Monday, 28 July 2008

Nuclear dismemberment

Published: July 27 2008 18:15

Ministers like to fulminate about the UK’s “buy now, pay later” culture. But when it comes to the sale of the state’s own assets, the government seems quite happy to take an IOU. Shareholders in British Energy, the nuclear power group 35 per cent-controlled by the government, look likely this week to be offered a share of the company’s future profits in a plan that should clear the way for it to be carved up between France’s EDF and Centrica of the UK.
As a way of breaking a stalemate over price, solutions such as these can be pragmatic. Contingency terms function like a call option, allowing the buyer to commit some money up front and then wait and see what the outcome is. They also usually create incentives for managers to stay on and work hard after the acquisition.

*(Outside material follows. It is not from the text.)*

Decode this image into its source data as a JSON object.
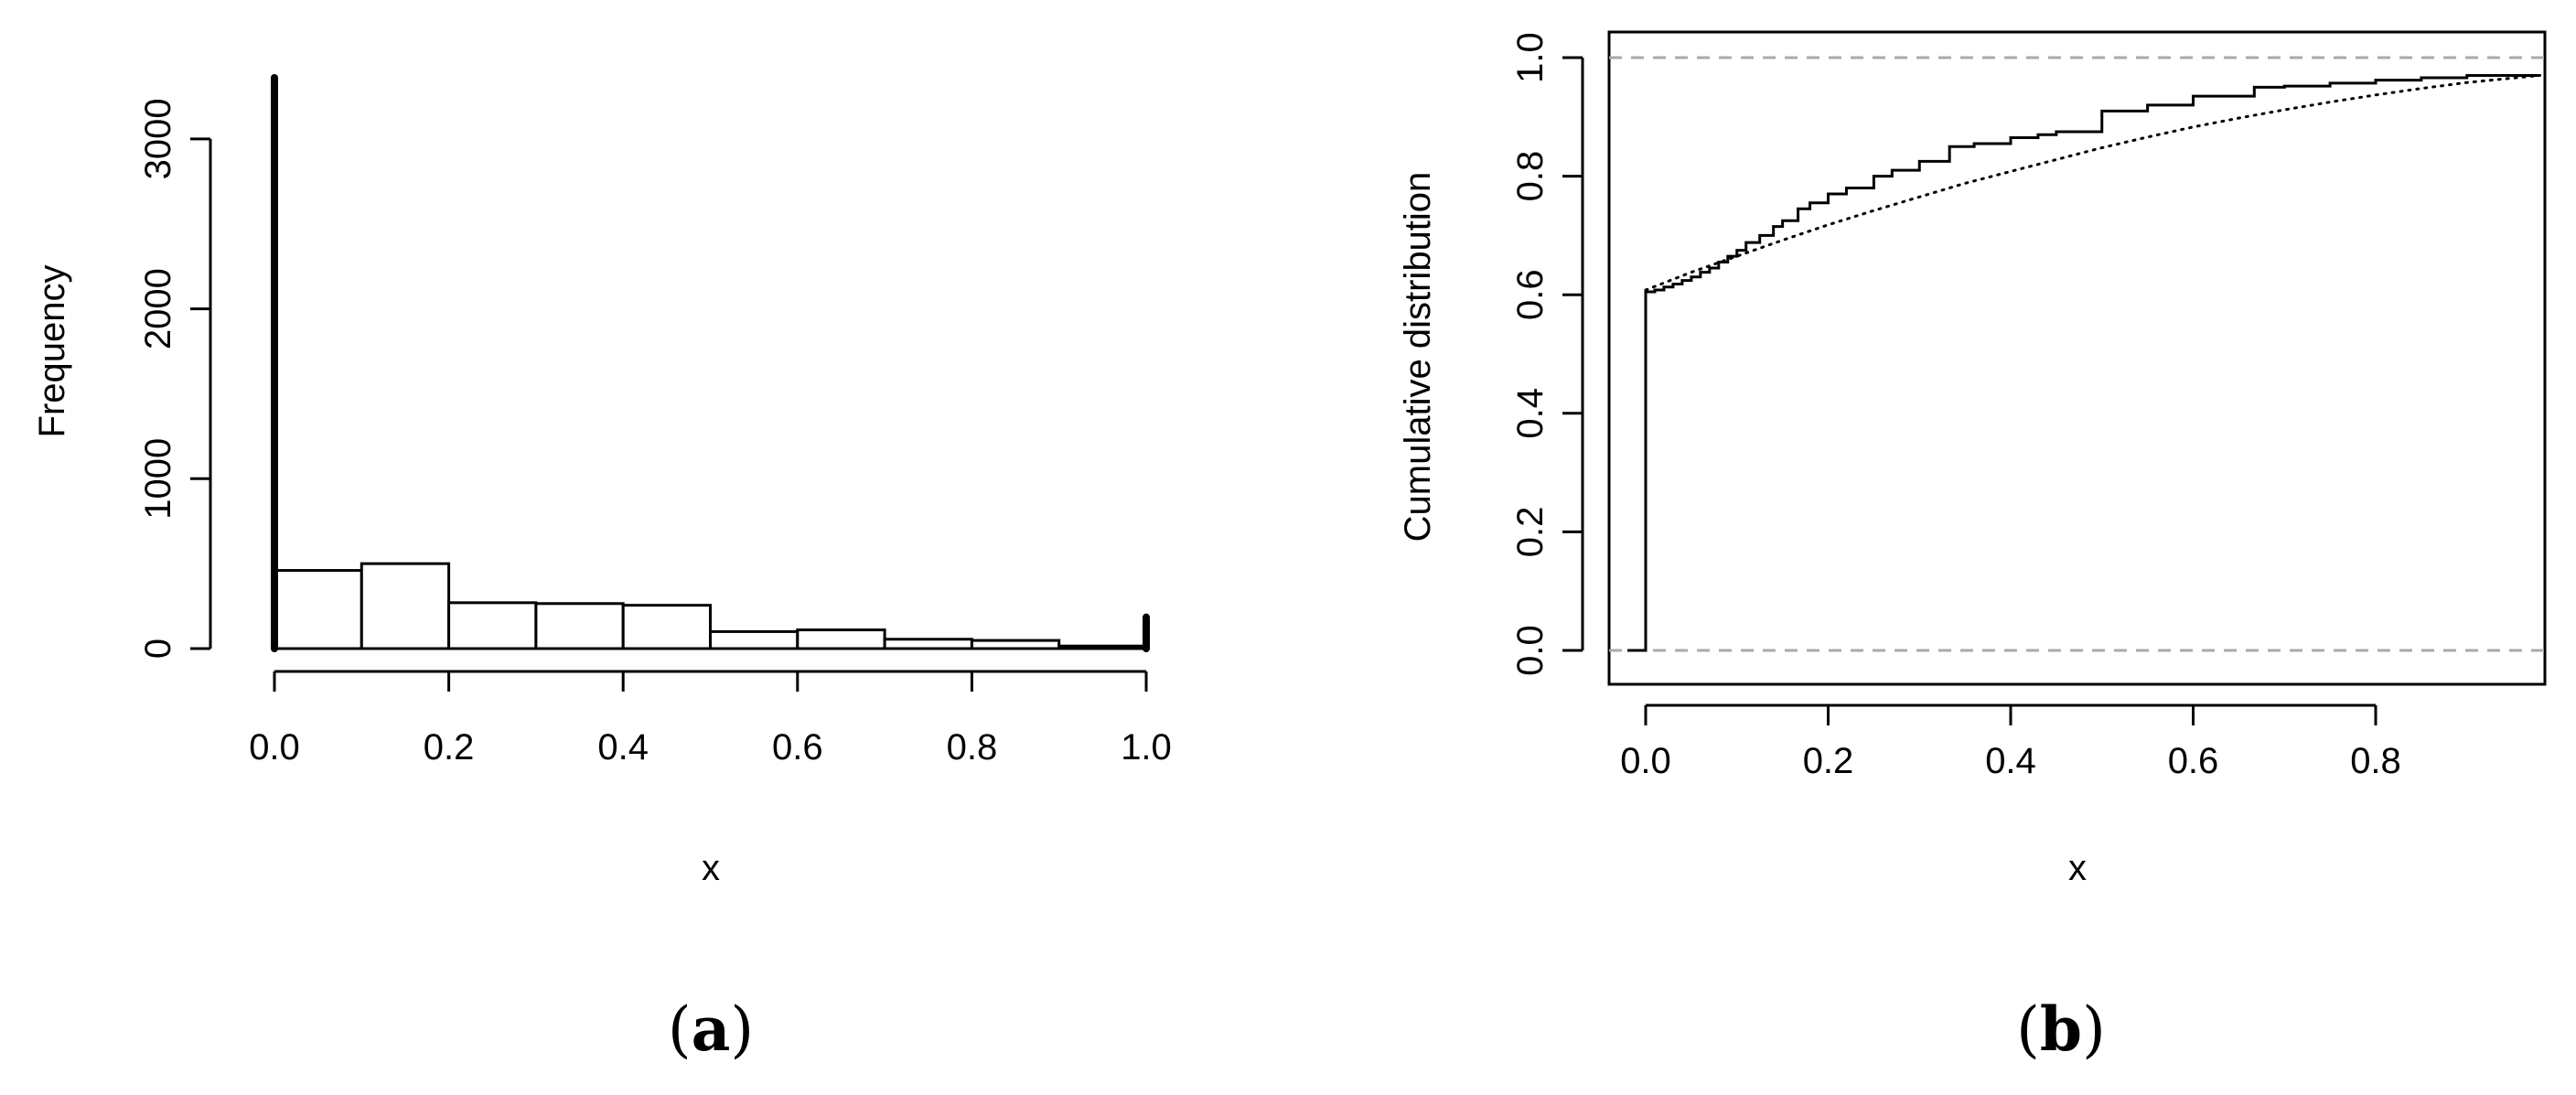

But the usage in this case seems odd. “Earn-outs” are normally seen in creative and knowledge-intensive industries such as technology and pharmaceuticals, where there may be genuine differences of opinion over the value of the intellectual capital the seller is bringing to the table. Here, there are hard (albeit ageing) assets in the form of eight nuclear plants, sites for a lot more, and a tangible trading history. The only unknowable is the degree to which nuclear power will be used in the future, but this government – and its putative Conservative successor – has assured British Energy there are no plans to reverse a commitment to supporting new building on its sites.
If a structure emerges as reported, it will reflect a cash-strapped Treasury’s determination to keep buyers onside – at a time when it is openly pondering one-off windfall taxes for energy companies. Meanwhile, minority shareholders should be wary. As long as an earn-out lets a value discrepancy stand between buyer and seller, both sides are forestalling the inevitable. As with the consumer credit bubble, somebody will win eventually and somebody will lose.